Sade – Soldier of love, recensione.
Volendo raccontare un po’ la storia di Sade, prendendo spunto dal suo ultimo album, non si può non partire dal fatto oggettivo che la storia di questa artista può considerarsi quanto meno speciale (se non unica) nel panorama pop che va dagli anni 80 ad oggi.
Basti pensare che è la sola a poter vantare una carriera così lunga (il suo primo straordinario LP è del 1984) avendo tuttavia centellinato – in questo lasso di tempo – appena 6 album di inediti. Di solito, in questi casi, difficilmente si resiste alla dura “legge del dimenticatoio”, soprattutto se a ciò aggiungiamo che stilisticamente è sempre rimasta fedele a sé stessa, introducendo qua e là solo lievi elementi di novità, mai veramente sostanziali. A quanto pare, il suo pubblico l’ha sempre seguita ed amata per quello che è (a noi piace definirla, sinteticamente, una dolcissima e “impenitente” night balladeer), apprezzandone le sognanti melodie, sempre pronte a cullare il cuore, rilassando nel contempo il corpo e la mente.
“Soldier of love” corre sul filo di questo lunghissimo leit motiv e come una rosa profumata presenta i suoi 10 preziosi petali… tanto apparentemente simili (sono tutte lente, spesso in chiave acustica), quanto – in realtà – ben distinti l’uno dall’ altro. Il meglio lo troviamo al centro di questo splendido fiore e, in particolare, dalla quinta traccia in poi, dove una canzone dopo l’altra Sade sciorina quel repertorio che aspettavamo da oltre 10 anni (tanto è passato dal suo bellissimo “Lovers rock”), puntando sul tema predominante della difficoltà di vivere una volta finito un amore.
E così in “Long hard road” parla della speranza di chi sa di dover affrontare un percorso arduo e difficile, mentre in “Be that easy” si descrive come donna affettivamente delusa e virtualmente in caduta libera, tanto da non voler più raggiungere la terra, ma possibilmente cadere da qualsiasi altra parte.
Bella e malinconica l’immagine descritta in “Bring me home” (che col suo incedere ritmato e la sua chitarra elettrica suona verosimilmente come la canzone più dark della sua discografia) nella quale si augura di essere lasciata libera, come una fiammella riposta su un galleggiante, contornata da petali e in balia della marea.
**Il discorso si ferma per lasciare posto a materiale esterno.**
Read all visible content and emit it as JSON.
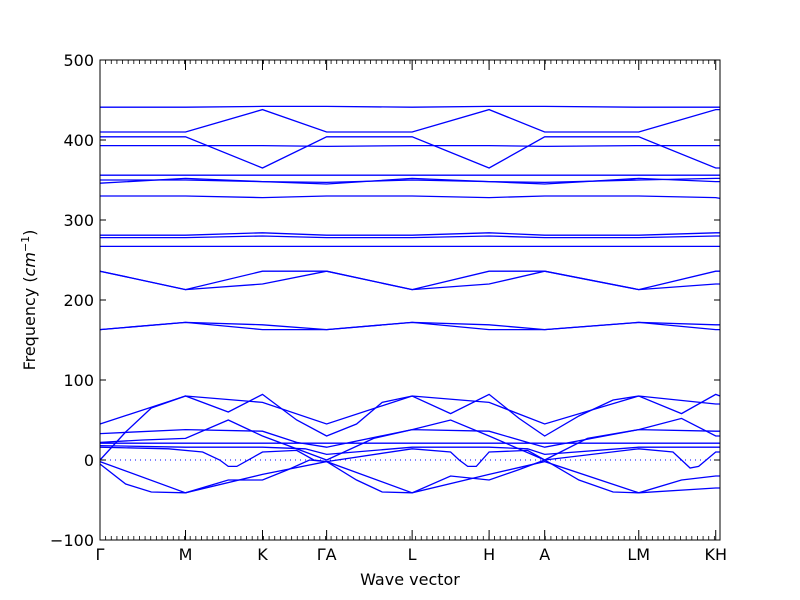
{
  "chart_data": {
    "type": "line",
    "title": "",
    "xlabel": "Wave vector",
    "ylabel_text": "Frequency (",
    "ylabel_unit": "cm",
    "ylabel_exp": "−1",
    "ylabel_close": ")",
    "ylim": [
      -100,
      500
    ],
    "yticks": [
      -100,
      0,
      100,
      200,
      300,
      400,
      500
    ],
    "grid": false,
    "legend": "none",
    "color": "#0000ff",
    "zero_line_color": "#0000ff",
    "xticks": [
      {
        "label": "Γ",
        "x": 0
      },
      {
        "label": "M",
        "x": 1.0
      },
      {
        "label": "K",
        "x": 1.9
      },
      {
        "label": "ΓA",
        "x": 2.65
      },
      {
        "label": "L",
        "x": 3.65
      },
      {
        "label": "H",
        "x": 4.55
      },
      {
        "label": "A",
        "x": 5.2
      },
      {
        "label": "LM",
        "x": 6.3
      },
      {
        "label": "KH",
        "x": 7.2
      }
    ],
    "xrange": [
      0,
      7.25
    ],
    "series": [
      {
        "x": [
          0,
          1.0,
          1.9,
          2.65,
          3.65,
          4.55,
          5.2,
          6.3,
          7.2,
          7.25
        ],
        "y": [
          441,
          441,
          442,
          442,
          441,
          442,
          442,
          441,
          441,
          441
        ]
      },
      {
        "x": [
          0,
          1.0,
          1.9,
          2.65,
          3.65,
          4.55,
          5.2,
          6.3,
          7.2,
          7.25
        ],
        "y": [
          410,
          410,
          438,
          410,
          410,
          438,
          410,
          410,
          438,
          438
        ]
      },
      {
        "x": [
          0,
          1.0,
          1.9,
          2.65,
          3.65,
          4.55,
          5.2,
          6.3,
          7.2,
          7.25
        ],
        "y": [
          404,
          404,
          365,
          404,
          404,
          365,
          404,
          404,
          365,
          365
        ]
      },
      {
        "x": [
          0,
          1.0,
          1.9,
          2.65,
          3.65,
          4.55,
          5.2,
          6.3,
          7.2,
          7.25
        ],
        "y": [
          393,
          393,
          393,
          392,
          393,
          393,
          392,
          393,
          393,
          393
        ]
      },
      {
        "x": [
          0,
          1.0,
          1.9,
          2.65,
          3.65,
          4.55,
          5.2,
          6.3,
          7.2,
          7.25
        ],
        "y": [
          356,
          356,
          356,
          356,
          356,
          356,
          356,
          356,
          356,
          356
        ]
      },
      {
        "x": [
          0,
          1.0,
          1.9,
          2.65,
          3.65,
          4.55,
          5.2,
          6.3,
          7.2,
          7.25
        ],
        "y": [
          346,
          352,
          348,
          345,
          352,
          348,
          345,
          352,
          348,
          348
        ]
      },
      {
        "x": [
          0,
          1.0,
          1.9,
          2.65,
          3.65,
          4.55,
          5.2,
          6.3,
          7.2,
          7.25
        ],
        "y": [
          350,
          350,
          348,
          347,
          350,
          348,
          347,
          350,
          352,
          352
        ]
      },
      {
        "x": [
          0,
          1.0,
          1.9,
          2.65,
          3.65,
          4.55,
          5.2,
          6.3,
          7.2,
          7.25
        ],
        "y": [
          330,
          330,
          328,
          330,
          330,
          328,
          330,
          330,
          328,
          327
        ]
      },
      {
        "x": [
          0,
          1.0,
          1.9,
          2.65,
          3.65,
          4.55,
          5.2,
          6.3,
          7.2,
          7.25
        ],
        "y": [
          281,
          281,
          284,
          281,
          281,
          284,
          281,
          281,
          284,
          284
        ]
      },
      {
        "x": [
          0,
          1.0,
          1.9,
          2.65,
          3.65,
          4.55,
          5.2,
          6.3,
          7.2,
          7.25
        ],
        "y": [
          278,
          278,
          280,
          278,
          278,
          280,
          278,
          278,
          280,
          280
        ]
      },
      {
        "x": [
          0,
          1.0,
          1.9,
          2.65,
          3.65,
          4.55,
          5.2,
          6.3,
          7.2,
          7.25
        ],
        "y": [
          267,
          267,
          267,
          267,
          267,
          267,
          267,
          267,
          267,
          267
        ]
      },
      {
        "x": [
          0,
          1.0,
          1.9,
          2.65,
          3.65,
          4.55,
          5.2,
          6.3,
          7.2,
          7.25
        ],
        "y": [
          236,
          213,
          236,
          236,
          213,
          236,
          236,
          213,
          236,
          236
        ]
      },
      {
        "x": [
          0,
          1.0,
          1.9,
          2.65,
          3.65,
          4.55,
          5.2,
          6.3,
          7.2,
          7.25
        ],
        "y": [
          236,
          213,
          220,
          236,
          213,
          220,
          236,
          213,
          220,
          220
        ]
      },
      {
        "x": [
          0,
          1.0,
          1.9,
          2.65,
          3.65,
          4.55,
          5.2,
          6.3,
          7.2,
          7.25
        ],
        "y": [
          163,
          172,
          169,
          163,
          172,
          169,
          163,
          172,
          169,
          169
        ]
      },
      {
        "x": [
          0,
          1.0,
          1.9,
          2.65,
          3.65,
          4.55,
          5.2,
          6.3,
          7.2,
          7.25
        ],
        "y": [
          163,
          172,
          163,
          163,
          172,
          163,
          163,
          172,
          163,
          163
        ]
      },
      {
        "x": [
          0,
          0.3,
          0.6,
          1.0,
          1.5,
          1.9,
          2.3,
          2.65,
          3.0,
          3.3,
          3.65,
          4.1,
          4.55,
          4.9,
          5.2,
          5.6,
          6.0,
          6.3,
          6.8,
          7.2,
          7.25
        ],
        "y": [
          0,
          35,
          65,
          80,
          60,
          82,
          50,
          30,
          45,
          72,
          80,
          58,
          82,
          52,
          30,
          55,
          75,
          80,
          58,
          82,
          80
        ]
      },
      {
        "x": [
          0,
          1.0,
          1.9,
          2.65,
          3.65,
          4.55,
          5.2,
          6.3,
          7.2,
          7.25
        ],
        "y": [
          45,
          80,
          72,
          45,
          80,
          72,
          45,
          80,
          70,
          70
        ]
      },
      {
        "x": [
          0,
          0.5,
          1.0,
          1.5,
          1.9,
          2.65,
          3.2,
          3.65,
          4.1,
          4.55,
          5.2,
          5.7,
          6.3,
          6.8,
          7.2,
          7.25
        ],
        "y": [
          22,
          25,
          27,
          50,
          30,
          0,
          27,
          38,
          50,
          30,
          0,
          27,
          38,
          52,
          30,
          30
        ]
      },
      {
        "x": [
          0,
          1.0,
          1.9,
          2.3,
          2.65,
          3.65,
          4.55,
          5.0,
          5.2,
          6.3,
          7.2,
          7.25
        ],
        "y": [
          33,
          38,
          36,
          22,
          16,
          38,
          36,
          22,
          16,
          38,
          36,
          36
        ]
      },
      {
        "x": [
          0,
          1.0,
          1.9,
          2.65,
          3.65,
          4.55,
          5.2,
          6.3,
          7.2,
          7.25
        ],
        "y": [
          21,
          21,
          21,
          21,
          21,
          21,
          21,
          21,
          21,
          21
        ]
      },
      {
        "x": [
          0,
          1.0,
          1.9,
          2.4,
          2.65,
          3.65,
          4.55,
          5.0,
          5.2,
          6.3,
          7.2,
          7.25
        ],
        "y": [
          18,
          16,
          16,
          14,
          7,
          16,
          16,
          14,
          7,
          16,
          16,
          16
        ]
      },
      {
        "x": [
          0,
          0.8,
          1.2,
          1.4,
          1.5,
          1.6,
          1.9,
          2.3,
          2.5,
          2.65,
          3.65,
          4.1,
          4.2,
          4.3,
          4.4,
          4.55,
          5.0,
          5.2,
          6.3,
          6.7,
          6.8,
          6.9,
          7.0,
          7.2,
          7.25
        ],
        "y": [
          16,
          14,
          10,
          0,
          -8,
          -8,
          10,
          12,
          0,
          -2,
          14,
          10,
          0,
          -8,
          -8,
          10,
          12,
          0,
          14,
          10,
          0,
          -10,
          -8,
          10,
          10
        ]
      },
      {
        "x": [
          0,
          0.3,
          0.6,
          1.0,
          1.5,
          1.9,
          2.2,
          2.45,
          2.65,
          3.0,
          3.3,
          3.65,
          4.1,
          4.55,
          4.9,
          5.2,
          5.6,
          6.0,
          6.3,
          6.8,
          7.2,
          7.25
        ],
        "y": [
          -5,
          -30,
          -40,
          -41,
          -25,
          -25,
          -12,
          0,
          -2,
          -25,
          -40,
          -41,
          -20,
          -25,
          -12,
          0,
          -25,
          -40,
          -41,
          -25,
          -20,
          -20
        ]
      },
      {
        "x": [
          0,
          1.0,
          1.9,
          2.65,
          3.65,
          4.55,
          5.2,
          6.3,
          7.2,
          7.25
        ],
        "y": [
          -2,
          -41,
          -18,
          -2,
          -41,
          -18,
          -2,
          -41,
          -35,
          -35
        ]
      }
    ]
  }
}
Di “In another time”, invece vogliamo evidenziare soprattutto che era dai tempi di “Smooth operator” che non si aveva il piacere vedere accompagnare un suo pezzo con un sax così bello e sinuoso.
Il climax dell’amarezza sentimentale termina con “Skin” (forse la pop ballad col vestito più simile a quelle del suo repertorio), nella quale risalta il desiderio di tagliare i ponti con l’amato, esclamando un fatidico e definitivo “addio”.
Il cd chiude con una lullaby, basata su archi ben arrangiati, che – a sorpresa – parla finalmente di un rapporto ritrovato, rappresentando metaforicamente il cuore di Sade come una vera e propria roccaforte inespugnabile, dove l’amore del suo nuovo lui potrà finalmente trovare “The safest (hiding) place” (il posto più sicuro dove nascondersi).
Alla fine, volendo tirare le somme, la canzone più difficile e che magari stona col resto del disco è proprio, paradossalmente, la title-track, nonché singolo apripista dell’album. Si fosse trattato di una debuttante, l’errore strategico dell’entourage della cantante le sarebbe risultato fatale ma, come ampiamente detto nella nostra introduzione, Sade ha dimostrato di avere le spalle così forti (e sexy, a quanto si può facilmente constatare dalle foto interne del booklet) che metà basta.
Per i più romantici lo definiremmo in una parola: “imperdibile”.